The diversity of cancers is due to the fact that there are numerous different types, along with many different mutations. In previous blogs we have discussed how both heterogeneity and the tumor microenvironment (TME) play a role in tumor progression, metastasis, and resistance, as well as how stromal interactions and the immune microenvironment are influenced by therapies.
However, it has proven to be quite challenging to study stroma-specific components because of the complexity of isolating stroma from tumor cells. This isolation can be done by either physical microdissection or in silico via bioinformatics.

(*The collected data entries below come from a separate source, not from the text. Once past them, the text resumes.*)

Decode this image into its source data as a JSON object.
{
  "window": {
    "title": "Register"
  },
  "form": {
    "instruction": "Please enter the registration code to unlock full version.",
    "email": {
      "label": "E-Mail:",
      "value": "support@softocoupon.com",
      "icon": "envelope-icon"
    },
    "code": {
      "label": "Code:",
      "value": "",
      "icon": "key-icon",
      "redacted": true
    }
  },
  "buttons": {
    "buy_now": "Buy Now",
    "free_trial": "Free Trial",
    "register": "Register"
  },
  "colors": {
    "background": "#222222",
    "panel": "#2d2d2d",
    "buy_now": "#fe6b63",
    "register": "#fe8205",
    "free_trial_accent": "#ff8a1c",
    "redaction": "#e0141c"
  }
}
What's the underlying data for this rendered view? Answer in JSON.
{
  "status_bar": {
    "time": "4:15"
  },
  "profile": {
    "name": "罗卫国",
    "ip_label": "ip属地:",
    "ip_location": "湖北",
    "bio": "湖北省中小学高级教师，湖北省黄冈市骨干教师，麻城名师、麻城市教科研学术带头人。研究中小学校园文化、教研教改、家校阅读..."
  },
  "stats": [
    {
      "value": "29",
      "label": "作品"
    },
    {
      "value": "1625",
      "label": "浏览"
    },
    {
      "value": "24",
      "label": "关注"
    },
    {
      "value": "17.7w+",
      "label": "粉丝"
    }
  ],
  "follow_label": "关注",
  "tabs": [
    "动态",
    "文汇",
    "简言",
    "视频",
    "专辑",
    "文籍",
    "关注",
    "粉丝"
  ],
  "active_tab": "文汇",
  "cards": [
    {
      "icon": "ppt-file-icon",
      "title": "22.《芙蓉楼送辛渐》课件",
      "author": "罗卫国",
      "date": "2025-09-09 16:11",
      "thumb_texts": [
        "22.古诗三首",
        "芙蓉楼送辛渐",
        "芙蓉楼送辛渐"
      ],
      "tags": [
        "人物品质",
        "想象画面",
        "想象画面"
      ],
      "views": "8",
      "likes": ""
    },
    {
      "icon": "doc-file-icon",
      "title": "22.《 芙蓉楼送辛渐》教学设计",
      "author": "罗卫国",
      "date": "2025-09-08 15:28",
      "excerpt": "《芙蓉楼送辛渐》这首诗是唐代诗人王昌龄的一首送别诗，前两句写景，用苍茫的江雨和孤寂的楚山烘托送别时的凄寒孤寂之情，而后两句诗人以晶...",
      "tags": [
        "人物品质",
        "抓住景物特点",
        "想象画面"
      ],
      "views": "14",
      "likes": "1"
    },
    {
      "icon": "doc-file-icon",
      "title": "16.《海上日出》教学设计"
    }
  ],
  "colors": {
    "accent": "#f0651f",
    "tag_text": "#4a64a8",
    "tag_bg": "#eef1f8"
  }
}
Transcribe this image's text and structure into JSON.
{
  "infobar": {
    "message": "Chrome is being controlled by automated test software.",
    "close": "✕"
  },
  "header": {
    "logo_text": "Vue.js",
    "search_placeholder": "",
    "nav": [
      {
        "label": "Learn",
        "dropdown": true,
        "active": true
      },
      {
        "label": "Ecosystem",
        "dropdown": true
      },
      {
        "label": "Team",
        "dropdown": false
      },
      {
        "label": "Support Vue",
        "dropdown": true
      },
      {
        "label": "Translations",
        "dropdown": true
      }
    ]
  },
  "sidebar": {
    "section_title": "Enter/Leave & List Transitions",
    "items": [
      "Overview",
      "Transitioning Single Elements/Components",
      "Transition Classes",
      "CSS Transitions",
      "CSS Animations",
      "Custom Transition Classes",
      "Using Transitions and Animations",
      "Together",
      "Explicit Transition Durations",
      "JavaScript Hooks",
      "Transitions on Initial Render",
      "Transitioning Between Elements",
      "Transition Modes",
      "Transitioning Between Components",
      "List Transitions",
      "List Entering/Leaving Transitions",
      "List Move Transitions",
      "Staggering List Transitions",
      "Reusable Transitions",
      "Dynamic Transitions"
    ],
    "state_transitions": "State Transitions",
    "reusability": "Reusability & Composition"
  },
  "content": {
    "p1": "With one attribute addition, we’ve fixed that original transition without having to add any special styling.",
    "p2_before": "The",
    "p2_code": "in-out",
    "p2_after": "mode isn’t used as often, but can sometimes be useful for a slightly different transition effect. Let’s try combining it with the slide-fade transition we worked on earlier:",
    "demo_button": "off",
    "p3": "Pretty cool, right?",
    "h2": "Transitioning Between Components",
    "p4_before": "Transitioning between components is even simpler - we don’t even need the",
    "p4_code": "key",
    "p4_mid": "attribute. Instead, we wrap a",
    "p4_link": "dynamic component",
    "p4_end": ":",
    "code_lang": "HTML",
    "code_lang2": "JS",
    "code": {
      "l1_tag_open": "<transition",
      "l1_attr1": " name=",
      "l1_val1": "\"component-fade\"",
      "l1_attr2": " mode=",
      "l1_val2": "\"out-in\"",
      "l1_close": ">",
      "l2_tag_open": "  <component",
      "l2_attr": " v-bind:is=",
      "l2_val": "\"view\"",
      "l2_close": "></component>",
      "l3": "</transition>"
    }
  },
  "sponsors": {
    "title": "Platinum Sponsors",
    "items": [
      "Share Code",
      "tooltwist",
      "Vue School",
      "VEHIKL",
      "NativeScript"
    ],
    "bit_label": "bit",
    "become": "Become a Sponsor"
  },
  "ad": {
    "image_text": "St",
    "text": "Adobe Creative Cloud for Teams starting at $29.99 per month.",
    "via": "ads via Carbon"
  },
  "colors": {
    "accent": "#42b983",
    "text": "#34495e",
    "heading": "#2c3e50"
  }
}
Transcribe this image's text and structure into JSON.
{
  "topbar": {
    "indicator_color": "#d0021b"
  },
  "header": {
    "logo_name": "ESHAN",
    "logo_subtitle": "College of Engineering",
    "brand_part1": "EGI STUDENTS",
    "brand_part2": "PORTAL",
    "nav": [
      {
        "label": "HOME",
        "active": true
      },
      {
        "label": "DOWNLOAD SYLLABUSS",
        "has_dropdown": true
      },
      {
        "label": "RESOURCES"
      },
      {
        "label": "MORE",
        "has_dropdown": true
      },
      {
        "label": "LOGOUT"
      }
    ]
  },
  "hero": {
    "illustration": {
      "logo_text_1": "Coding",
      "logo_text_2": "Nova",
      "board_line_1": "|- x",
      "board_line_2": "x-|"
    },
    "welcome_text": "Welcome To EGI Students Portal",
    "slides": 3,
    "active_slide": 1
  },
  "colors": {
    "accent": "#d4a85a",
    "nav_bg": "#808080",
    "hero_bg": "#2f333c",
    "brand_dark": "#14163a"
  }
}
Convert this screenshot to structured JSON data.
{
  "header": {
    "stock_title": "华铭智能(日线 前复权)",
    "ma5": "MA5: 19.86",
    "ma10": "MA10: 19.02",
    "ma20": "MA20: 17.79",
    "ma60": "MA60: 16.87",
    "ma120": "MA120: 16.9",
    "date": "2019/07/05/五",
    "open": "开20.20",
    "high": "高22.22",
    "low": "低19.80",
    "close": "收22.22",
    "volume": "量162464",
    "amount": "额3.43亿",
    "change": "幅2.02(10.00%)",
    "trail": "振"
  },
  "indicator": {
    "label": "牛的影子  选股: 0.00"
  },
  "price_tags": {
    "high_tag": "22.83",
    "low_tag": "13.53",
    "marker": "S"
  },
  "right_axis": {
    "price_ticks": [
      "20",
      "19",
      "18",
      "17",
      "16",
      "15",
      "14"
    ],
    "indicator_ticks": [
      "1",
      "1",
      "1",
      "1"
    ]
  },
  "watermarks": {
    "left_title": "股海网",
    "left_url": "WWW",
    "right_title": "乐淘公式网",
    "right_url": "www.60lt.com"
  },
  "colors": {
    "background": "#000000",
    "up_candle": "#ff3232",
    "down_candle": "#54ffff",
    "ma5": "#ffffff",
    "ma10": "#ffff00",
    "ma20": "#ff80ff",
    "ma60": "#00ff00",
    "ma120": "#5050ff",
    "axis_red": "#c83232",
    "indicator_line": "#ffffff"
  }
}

Patient-Derived Xenografts Mirror Patient Tumors
We have also previously discussed why patient-derived xenograft (PDX) models have been coined to be predictive, but to recap PDX mirror patient tumor:
- Histopathology
- Molecular pathology
- Cellular biology
- Response to treatments
- Heterogeneity within and among patients
PDX Genomic Integrity and Heterogeneity Provide Vital Tools to Study the TME
Therefore, PDX models are essential to study the TME due to the genomic integrity and heterogeneity being preserved in these models, which was the focus of our short talk and one of our 13 posters at this year’s AACR-NCI-EORTC International Conference.
PDX models have been shown to be quite a predictive indicator of tumor sensitivity and resistance. Furthermore, human and mouse components can be separated in silico, resulting in PDX being an excellent model to study tumor-stroma interactions.
Whole Transcriptome Sequencing for Analysis
In order to accomplish this, research groups can utilize whole transcriptome sequencing (RNAseq) on PDX models and align reads obtained to both human and mouse genomes in order to differentiate between human and mouse content.
Mathematical algorithms can then be incorporated to evaluate infiltration of human immune and stromal cell populations from gene expression data in order to generate cellular signatures. From this data analysis cross-species (mouse and human) expression networks can be constructed to identify novel relationships between mouse and human genes in PDX collections and specific cancers.
Future Directions: PDX Utilization to Model Human Patient TME?
Future directions for unraveling human and mouse stromal and immune components may possibly lead to PDX utilization to model human patient TME.